As an example, he reported that 72% of the company’s plastic packaging is “technically” recyclable, but only 53% is “actually” recyclable.

“Designing our packaging for recycling is only the first step,” Costa wrote. “There also need to be systems in place to recycle it, in practice and at scale.”

Goal revisions

Unilever has revised the goals to have lower target figures and later deadlines, which Costa described as “stretching but more realistic.”

Rather than hitting 50% virgin plastic reduction by 2025, the company has pledged to reduce virgin plastic use by 30% by 2026 and by 40% by 2028, with the same 2019 base year. To meet this target, the company will “focus on increasing our use of recycled plastic, making our packaging lighter and scaling alternative formats, materials and business models,” Costa wrote.

On the recyclability front, the company has split its goal into two groups with different deadlines, both significantly extended from the initial 2025 target. Rigid plastic packaging will be 100% recyclable, reusable or compostable by 2030, and flexibles will meet that criteria by 2035, the company pledged.

The split reflects that Unilever is far closer to its goal in rigid materials. Costa noted rigid plastics represent about 70% of the company’s total packaging, and that 87% of its rigid materials are currently designed for recyclability.
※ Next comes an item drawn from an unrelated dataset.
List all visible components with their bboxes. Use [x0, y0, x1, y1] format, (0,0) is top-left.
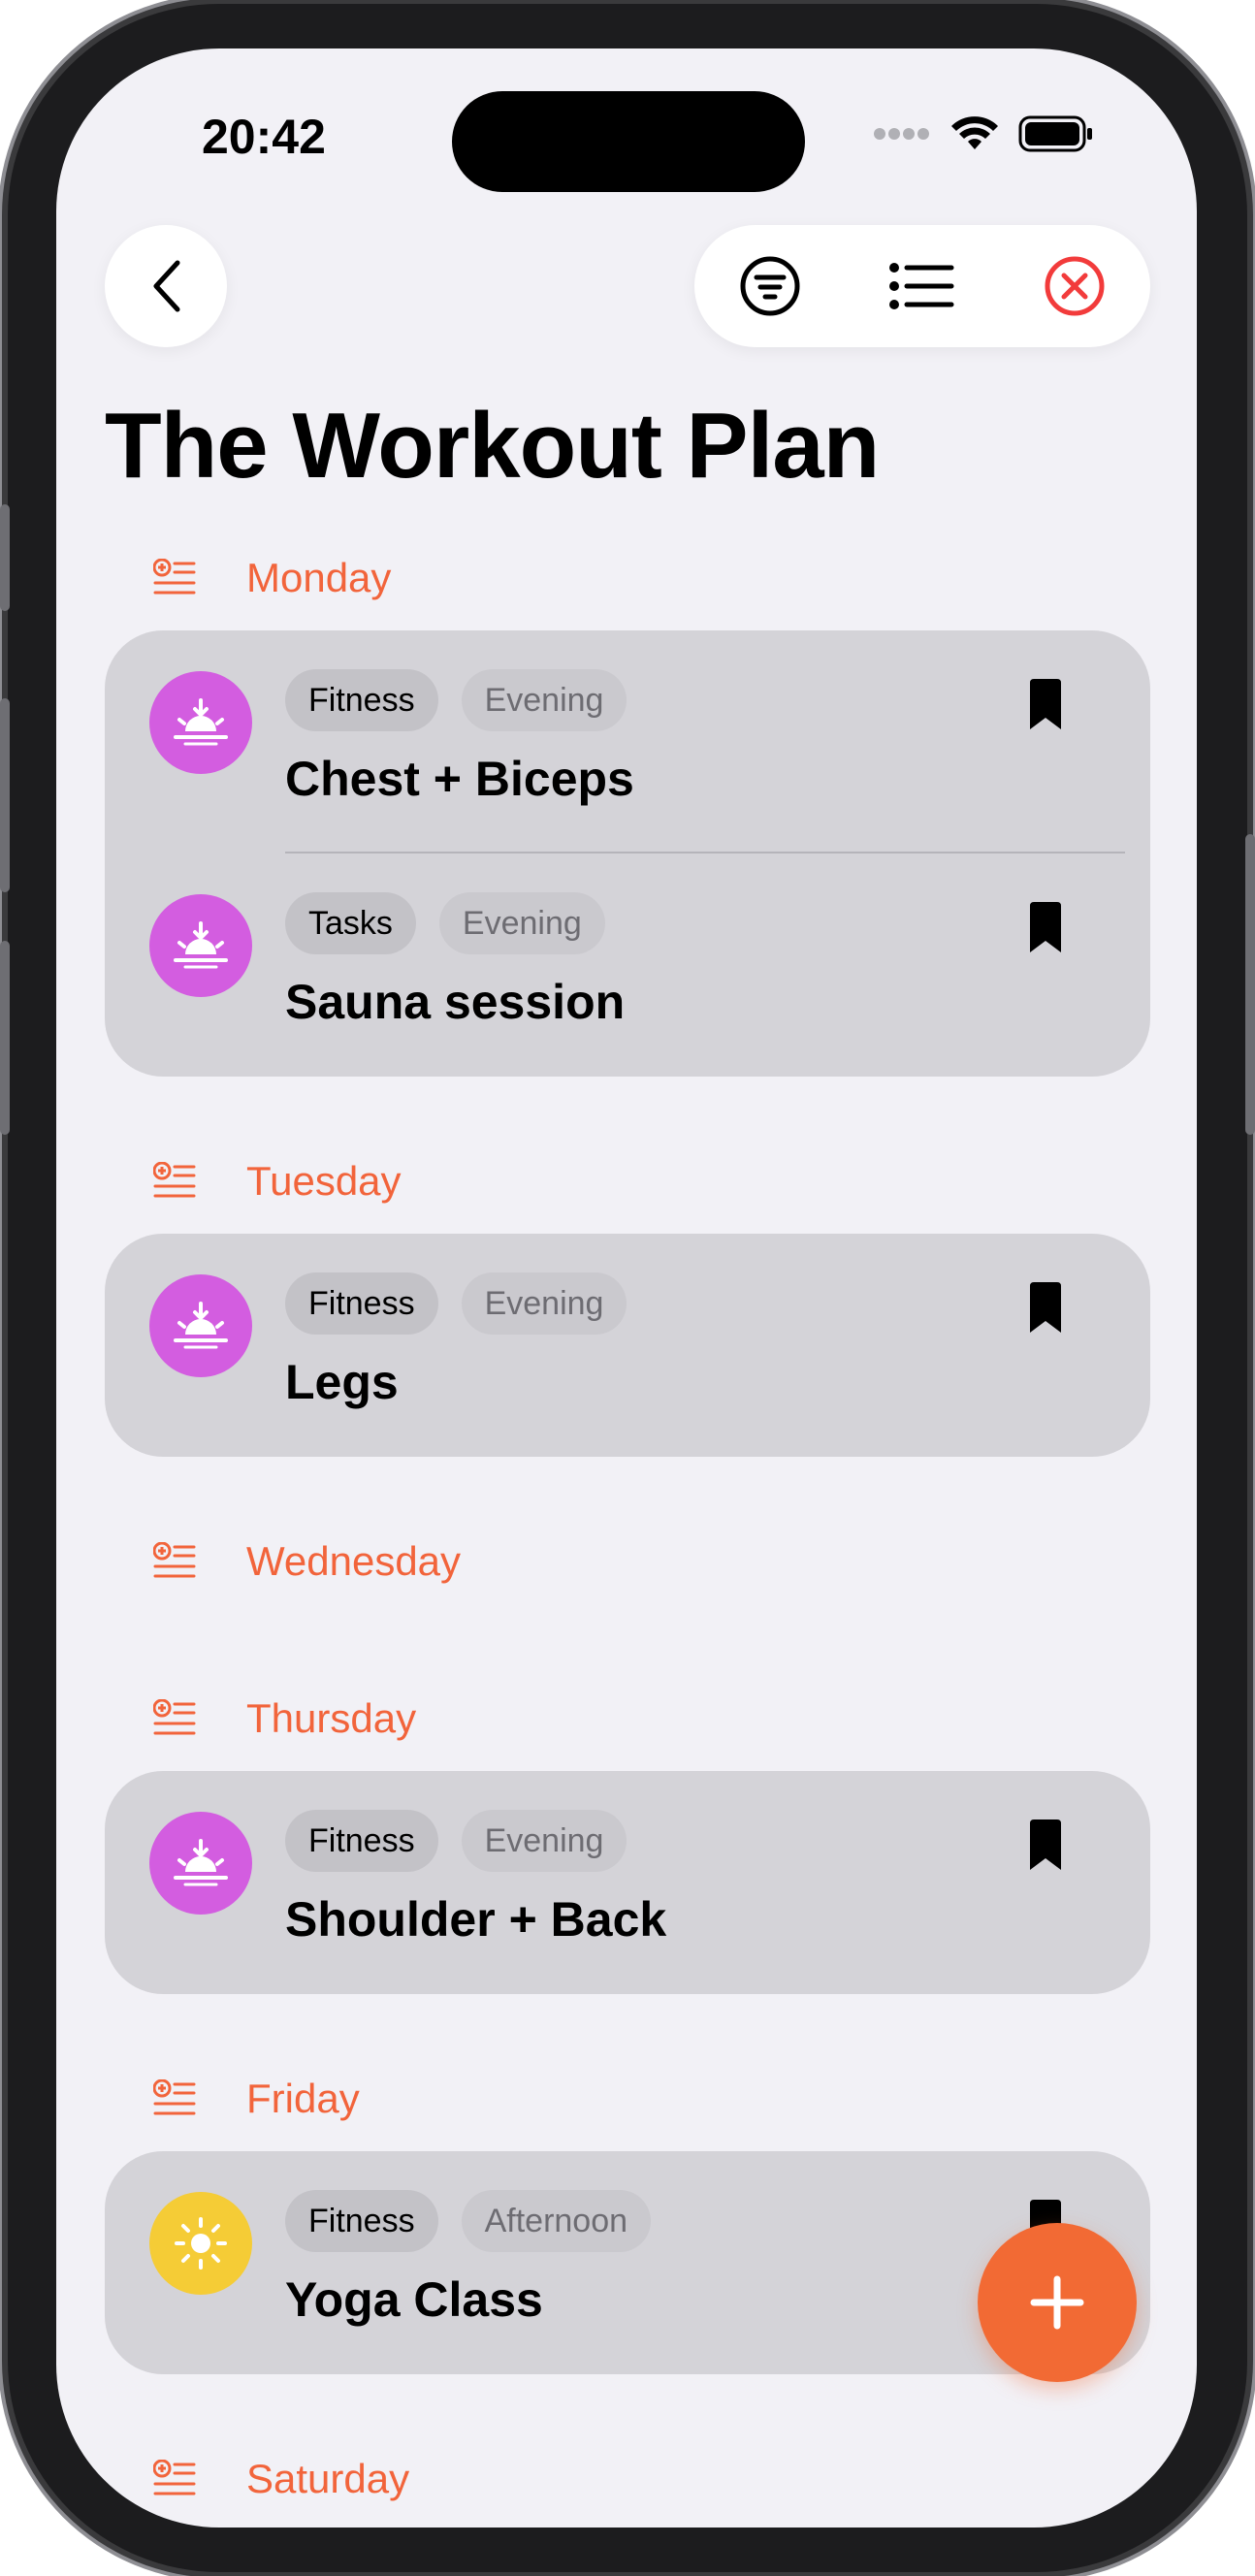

The company will tackle “challenging non-recyclable components such as caps, aerosol actuators and bottle pumps,” he said.

On the flexibles side, Costa said the company will need to replace items like plastic sachets with alternative materials. “Compared to rigids, this will require more time, as we develop and scale new technologies,” he wrote. “For instance, our world-class team of packaging experts, material scientists and digital modellers are developing next-generation flexible packaging materials.”

Challenges drive support for government regulation

Unilever’s experience has led the company to conclude that “voluntary goals and industry initiatives can only go so far, and too often they reduce the competitiveness of those taking action,” Costa explained in the statement.

The company is therefore expressing support for government intervention, both in the global plastics treaty that’s in development, and in country-specific policies to boost recycling and reuse systems. Among those policies, Unilever is supporting EPR.

“We’re calling on governments to accelerate the implementation of mandatory and well-designed extended producer responsibility schemes, which hold businesses to account for the packaging choices they make,” Costa wrote. “They can help improve recycling systems – closing the gap between packaging that’s technically recyclable and is actually recycled – by ensuring money is invested back into waste management and packaging innovation. This in turn drives up recycling rates and the supply of recycled plastic.”

Unilever’s move to change its goal timeline was first reported by Packaging Dive, which noted experts anticipate other brands will make similar changes as 2025 approaches.